Poole indicated that he may be starting to question whether the risks to the U.S. economy remain on the downside. He said one of the issues the Federal Open Market Committee may need to discuss at its next meeting is exactly what that balance of risks statement means to avoid confusion about it in financial markets.
For example, Poole said that if the Fed again states that the risks are on the downside, would that mean the Fed expects the economy to "be weaker than where we are now" or would it mean "that we would be leveling off?"
"We're going to have to discuss what we want that statement to mean and there is no confusion about what it means," Poole said. For most of last year the Fed said it viewed the risks to the economy as weighted toward greater inflation, but then shifted its view in December and stated that the risks were weighted toward economic weakness. The Fed restated this view following its Jan. 3 intermeeting move and Jan. 30-31 policy meeting.
Asked about how he views the current inventory correction, Poole indicated that he wasn't greatly worried about it and did not expect it to be a much greater drag on the economy than it already has been.
"My impression is that inventories are not a big problem," Poole said. He said he is trying to keep the current inventory overhang in perspective and said what is currently going on is nothing compared to what is typically seen at the start of recessions.
"The sort of story we have today is nothing like that. It's a little out of line. It's the kind of thing that if final sales turn out to be moving along smartly, the inventory situation will take care of itself. It's not a big overhang," he added.
"It does not look to me that inventories are grossly out of line. They may be marginally out of line, but not grossly out of line" given what inventories have done in previous business cycles, he said. Some economists expressed concern Tuesday that the
larger-than-expected 0.7% jump in factory inventories in January, which was the biggest jump since October, indicated that producers will have to continue slashing output to bring inventories more in line with softer demand.
Also disconcerting for economists was the rise in the National Association for Purchasing Management's inventory index in February, which was the second straight monthly rise.
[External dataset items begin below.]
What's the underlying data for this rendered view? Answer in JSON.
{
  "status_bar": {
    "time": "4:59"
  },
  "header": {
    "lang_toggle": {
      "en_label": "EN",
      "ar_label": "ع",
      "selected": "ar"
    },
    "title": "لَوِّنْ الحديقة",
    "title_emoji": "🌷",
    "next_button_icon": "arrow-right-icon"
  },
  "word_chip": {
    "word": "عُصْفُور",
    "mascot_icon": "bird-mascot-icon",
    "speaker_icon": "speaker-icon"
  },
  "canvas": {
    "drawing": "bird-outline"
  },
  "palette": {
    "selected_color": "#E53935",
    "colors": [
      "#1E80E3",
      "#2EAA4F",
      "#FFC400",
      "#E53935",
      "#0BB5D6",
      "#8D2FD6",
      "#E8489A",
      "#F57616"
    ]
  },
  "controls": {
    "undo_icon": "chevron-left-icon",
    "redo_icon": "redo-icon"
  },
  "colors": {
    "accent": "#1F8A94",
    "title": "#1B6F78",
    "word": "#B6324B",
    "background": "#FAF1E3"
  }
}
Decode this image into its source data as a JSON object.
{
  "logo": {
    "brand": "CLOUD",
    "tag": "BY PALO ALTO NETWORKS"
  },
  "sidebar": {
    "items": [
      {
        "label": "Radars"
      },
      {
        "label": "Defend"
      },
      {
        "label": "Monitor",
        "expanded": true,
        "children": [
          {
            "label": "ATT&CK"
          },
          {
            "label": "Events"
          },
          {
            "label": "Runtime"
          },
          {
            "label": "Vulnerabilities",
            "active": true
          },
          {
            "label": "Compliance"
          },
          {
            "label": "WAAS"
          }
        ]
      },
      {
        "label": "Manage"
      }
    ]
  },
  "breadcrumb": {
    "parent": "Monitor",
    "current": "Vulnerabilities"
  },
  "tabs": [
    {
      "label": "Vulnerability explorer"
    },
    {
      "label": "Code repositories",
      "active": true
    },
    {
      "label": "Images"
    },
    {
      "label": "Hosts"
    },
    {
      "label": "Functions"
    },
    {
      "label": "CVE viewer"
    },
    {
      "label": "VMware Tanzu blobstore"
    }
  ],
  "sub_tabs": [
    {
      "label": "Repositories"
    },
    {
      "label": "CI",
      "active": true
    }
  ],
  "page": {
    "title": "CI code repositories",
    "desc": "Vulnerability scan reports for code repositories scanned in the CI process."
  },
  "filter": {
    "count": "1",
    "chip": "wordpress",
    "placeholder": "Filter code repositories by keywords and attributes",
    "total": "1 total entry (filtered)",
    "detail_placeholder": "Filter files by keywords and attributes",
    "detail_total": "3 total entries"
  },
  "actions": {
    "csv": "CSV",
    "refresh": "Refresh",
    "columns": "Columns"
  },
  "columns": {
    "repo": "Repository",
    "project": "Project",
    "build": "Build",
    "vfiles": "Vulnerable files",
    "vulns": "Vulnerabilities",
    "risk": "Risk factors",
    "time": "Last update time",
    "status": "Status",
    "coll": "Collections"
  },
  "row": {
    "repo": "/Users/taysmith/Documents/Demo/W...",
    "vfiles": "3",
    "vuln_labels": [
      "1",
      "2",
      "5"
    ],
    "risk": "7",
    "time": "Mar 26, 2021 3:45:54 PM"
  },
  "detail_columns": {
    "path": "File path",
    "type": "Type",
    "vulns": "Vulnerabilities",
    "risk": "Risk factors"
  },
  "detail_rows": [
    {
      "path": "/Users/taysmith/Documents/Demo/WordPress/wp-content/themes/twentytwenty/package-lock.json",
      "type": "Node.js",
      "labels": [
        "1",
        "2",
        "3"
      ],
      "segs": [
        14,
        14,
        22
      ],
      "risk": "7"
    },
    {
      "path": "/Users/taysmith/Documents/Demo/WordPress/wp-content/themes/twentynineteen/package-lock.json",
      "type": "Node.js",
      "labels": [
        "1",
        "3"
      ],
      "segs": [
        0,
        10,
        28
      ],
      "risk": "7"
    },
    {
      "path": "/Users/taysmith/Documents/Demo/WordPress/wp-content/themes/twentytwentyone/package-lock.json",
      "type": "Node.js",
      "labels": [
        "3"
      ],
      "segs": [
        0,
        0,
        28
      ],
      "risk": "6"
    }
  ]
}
Some viewed this as a signal that demand may be slowing faster than companies are able to scale back production.
But Poole did not seem distressed by this data, saying, "I did look at the stock market and it doesn't look as though it (the factory inventory number) changed the outlook for the equity market today." The inventory drawdown shaved half a percentage point from fourth-quarter growth, but most economists are hopeful the inventory correction will be completed in the first quarter, paving the way for a pick up in production in coming quarters.
"Inventories become a problem if sales turn out to be weak. If sales are strong you can very quickly sell your excess inventories," Poole said. Poole pointed to strength in the housing sector and auto sales as indications that consumer spending will continue to hold up, although it will be weaker this year than the 5% pace of recent years.
He said academic studies show that the consumer confidence indexes "are not highly correlated with short-run developments in consumption."